In July I was headhunted by a university for a Professorial position. It looked promising, with the potential to create something of impact in the future. It was the first time I had felt excited about the potential of returning to academia - I had not been actively looking but as the opportunity presented itself I thought it worth pursuing.

My inner critic - Professor Bowen - loved this as it gave her so much material to feed off and impact my business mindset. But, despite the internal turmoil, (which with hindsight I should have taken as a sign) I pursued it.

The interview date had not been set at the time I applied so I notified them of my availability, making it really clear that I was not available during the dates of my holiday.

How (un)surprised I was therefore to be notified during my holiday of an interview date within my holiday that (apparently) could not be moved.

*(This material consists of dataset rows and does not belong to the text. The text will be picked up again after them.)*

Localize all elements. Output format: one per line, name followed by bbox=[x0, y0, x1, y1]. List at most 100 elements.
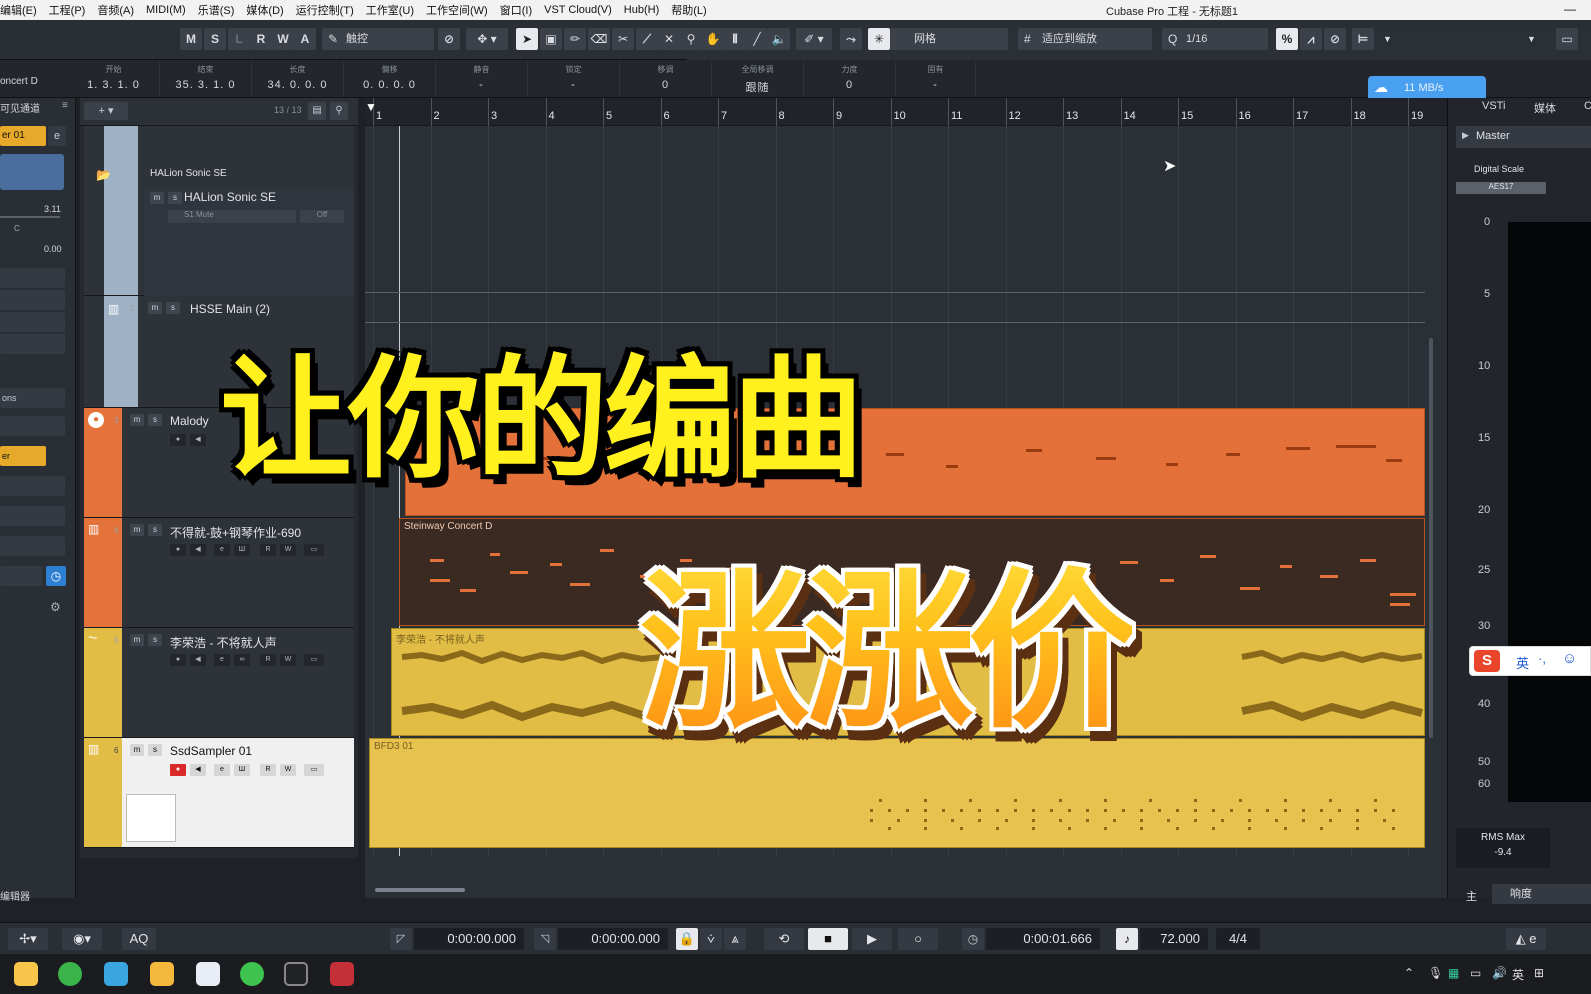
inspector-section-a[interactable]: ons bbox=[0, 388, 65, 408]
left-locator-icon[interactable]: ▼ bbox=[365, 100, 377, 114]
info-root-key[interactable]: 固有 - bbox=[896, 62, 976, 96]
eraser-tool-icon[interactable]: ⌫ bbox=[588, 28, 610, 50]
inspector-row[interactable] bbox=[0, 334, 65, 354]
solo-button[interactable]: s bbox=[148, 744, 162, 756]
tab-loudness[interactable]: 响度 bbox=[1492, 884, 1591, 904]
lanes-icon[interactable]: ▭ bbox=[304, 544, 324, 556]
snap-icon[interactable]: ✳ bbox=[868, 28, 890, 50]
menu-workspace[interactable]: 工作空间(W) bbox=[426, 2, 488, 18]
notes-app-icon[interactable] bbox=[104, 962, 128, 986]
track-visibility-icon[interactable]: ▤ bbox=[308, 102, 326, 120]
inspector-section-b[interactable]: er bbox=[0, 446, 46, 466]
editor-tab-label[interactable]: 编辑器 bbox=[0, 888, 30, 903]
master-header[interactable]: ▶ Master bbox=[1456, 126, 1591, 148]
solo-button[interactable]: s bbox=[148, 634, 162, 646]
tray-app-icon[interactable]: ▦ bbox=[1448, 966, 1459, 980]
delay-value[interactable]: 0.00 bbox=[44, 244, 62, 254]
track-ssdsampler-selected[interactable]: ▥ 6 m s SsdSampler 01 ● ◀ e Ш R W ▭ bbox=[84, 738, 354, 848]
punch-out-icon[interactable]: ⩓ bbox=[724, 928, 746, 950]
pan-value[interactable]: C bbox=[14, 224, 20, 233]
track-piano[interactable]: ▥ 4 m s 不得就-鼓+钢琴作业-690 ● ◀ e Ш R W ▭ bbox=[84, 518, 354, 628]
mute-tool-icon[interactable]: ✕ bbox=[658, 28, 680, 50]
cubase-icon[interactable] bbox=[330, 962, 354, 986]
tempo-track-icon[interactable]: ♪ bbox=[1116, 928, 1138, 950]
hand-tool-icon[interactable]: ✋ bbox=[702, 28, 724, 50]
tab-media[interactable]: 媒体 bbox=[1534, 100, 1556, 116]
line-tool-icon[interactable]: ╱ bbox=[746, 28, 768, 50]
ime-tray-icon[interactable]: ⊞ bbox=[1534, 966, 1544, 980]
gear-icon[interactable]: ⚙ bbox=[50, 600, 61, 614]
instrument-icon[interactable]: Ш bbox=[234, 764, 250, 776]
monitor-icon[interactable]: ◀ bbox=[190, 654, 206, 666]
mute-param-field[interactable]: S1 Mute bbox=[168, 210, 296, 223]
menu-project[interactable]: 工程(P) bbox=[49, 2, 86, 18]
mute-button[interactable]: m bbox=[130, 634, 144, 646]
punctuation-icon[interactable]: ·, bbox=[1538, 651, 1546, 666]
menu-edit[interactable]: 编辑(E) bbox=[0, 2, 37, 18]
menu-icon[interactable]: ≡ bbox=[62, 100, 68, 111]
browser-icon[interactable] bbox=[58, 962, 82, 986]
mute-button[interactable]: m bbox=[130, 524, 144, 536]
mute-button[interactable]: m bbox=[148, 302, 162, 314]
cycle-icon[interactable]: ⟲ bbox=[764, 928, 804, 950]
monitor-icon[interactable]: ◀ bbox=[190, 434, 206, 446]
right-locator-icon[interactable]: ◹ bbox=[534, 928, 556, 950]
search-icon[interactable]: ⚲ bbox=[330, 102, 348, 120]
inspector-row[interactable] bbox=[0, 566, 42, 586]
listen-button[interactable]: L bbox=[228, 28, 250, 50]
read-icon[interactable]: R bbox=[260, 764, 276, 776]
object-select-tool-icon[interactable]: ➤ bbox=[516, 28, 538, 50]
info-global-transpose[interactable]: 全局移调 跟随 bbox=[712, 62, 804, 96]
inspector-row[interactable] bbox=[0, 268, 65, 288]
record-button[interactable]: ○ bbox=[898, 928, 938, 950]
inspector-row[interactable] bbox=[0, 312, 65, 332]
inspector-row[interactable] bbox=[0, 476, 65, 496]
comp-tool-icon[interactable]: ⦀ bbox=[724, 28, 746, 50]
mute-button[interactable]: m bbox=[150, 192, 164, 204]
info-lock[interactable]: 锁定 - bbox=[528, 62, 620, 96]
solo-button[interactable]: s bbox=[148, 524, 162, 536]
obs-icon[interactable] bbox=[284, 962, 308, 986]
network-icon[interactable]: ▭ bbox=[1470, 966, 1481, 980]
zoom-tool-icon[interactable]: ⚲ bbox=[680, 28, 702, 50]
folder-track[interactable]: 📂 HALion Sonic SE m s HALion Sonic SE S1… bbox=[84, 126, 354, 296]
write-icon[interactable]: W bbox=[280, 544, 296, 556]
channel-name[interactable]: er 01 bbox=[0, 126, 46, 146]
edit-icon[interactable]: e bbox=[214, 654, 230, 666]
menu-audio[interactable]: 音频(A) bbox=[97, 2, 134, 18]
record-enabled-icon[interactable]: ● bbox=[170, 764, 186, 776]
pencil-tool-icon[interactable]: ✏ bbox=[564, 28, 586, 50]
clock-icon[interactable]: ◷ bbox=[46, 566, 66, 586]
file-explorer-icon[interactable] bbox=[14, 962, 38, 986]
microphone-icon[interactable]: 🎙 bbox=[1428, 966, 1443, 980]
monitor-icon[interactable]: ◀ bbox=[190, 764, 206, 776]
stop-button[interactable]: ■ bbox=[808, 928, 848, 950]
volume-slider[interactable] bbox=[0, 216, 60, 218]
menu-media[interactable]: 媒体(D) bbox=[246, 2, 283, 18]
right-locator-field[interactable]: 0:00:00.000 bbox=[558, 928, 668, 950]
markers-icon[interactable]: ◭ e bbox=[1506, 928, 1546, 950]
read-icon[interactable]: R bbox=[260, 654, 276, 666]
nudge-icon[interactable]: ✥ ▾ bbox=[466, 28, 508, 50]
menu-window[interactable]: 窗口(I) bbox=[500, 2, 532, 18]
tab-vsti[interactable]: VSTi bbox=[1482, 100, 1505, 112]
menu-score[interactable]: 乐谱(S) bbox=[198, 2, 235, 18]
solo-button[interactable]: s bbox=[166, 302, 180, 314]
write-button[interactable]: W bbox=[272, 28, 294, 50]
menu-studio[interactable]: 工作室(U) bbox=[366, 2, 414, 18]
menu-hub[interactable]: Hub(H) bbox=[624, 4, 659, 16]
monitor-icon[interactable]: ◀ bbox=[190, 544, 206, 556]
inspector-row[interactable] bbox=[0, 416, 65, 436]
left-locator-field[interactable]: 0:00:00.000 bbox=[414, 928, 524, 950]
write-icon[interactable]: W bbox=[280, 654, 296, 666]
snap-type-select[interactable]: 网格 ▼ bbox=[890, 28, 1591, 828]
quantize-select[interactable]: Q 1/16 ▼ bbox=[1162, 28, 1591, 828]
menu-transport[interactable]: 运行控制(T) bbox=[296, 2, 354, 18]
mute-button[interactable]: m bbox=[130, 744, 144, 756]
read-icon[interactable]: R bbox=[260, 544, 276, 556]
autoscroll-icon[interactable]: ⤳ bbox=[840, 28, 862, 50]
grid-mode-select[interactable]: # 适应到缩放 ▼ bbox=[1018, 28, 1591, 828]
input-lang-icon[interactable]: 英 bbox=[1512, 966, 1524, 983]
play-tool-icon[interactable]: 🔈 bbox=[768, 28, 790, 50]
quantize-preset-icon[interactable]: ⩘ bbox=[1300, 28, 1322, 50]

Of course, I was informed, I could join virtually to give the required presentation.

What to do?

Well obviously I declined. After I got angry.

Why did I get angry? Why was I not excited and honoured at being given the opportunity?

Because they had trampled on more than one of my values.

The first - fairness. I have been involved in many recruitment processes and there were several points where good practice was missed in this experience.

The second - honesty. The university website and blurb was all about how the institution supported and valued work-life balance. How ironic.

But the greatest lesson was that actually I just didn't want to go back to being part of an institution that treats people like that. I had been pursuing an identity I have grown out of because I felt insecure in my identity as a business owner and coach - Professor Bowen - my inner critic, had led me towards a course of action that was fundamentally out of alignment with my personal values.

By saying 'maybe' to academia I was saying 'probably not' to the hugely impactful work I do as a coach - work that I value above anything I ever achieved as an academic.

So, what is the lesson?

The lesson for me is about taking time to understand what your personal values are, and to consciously live them each day. To use your values to challenge your inner critic and to guide the decisions you make.

How do I know this is the lesson? Because having sent the email declining the opportunity I felt relieved. I also felt terrified about how I'm going to create a more aligned future, but the relief was the message I needed.

So my question for you is this: Where in your life are you living out of alignment with your values?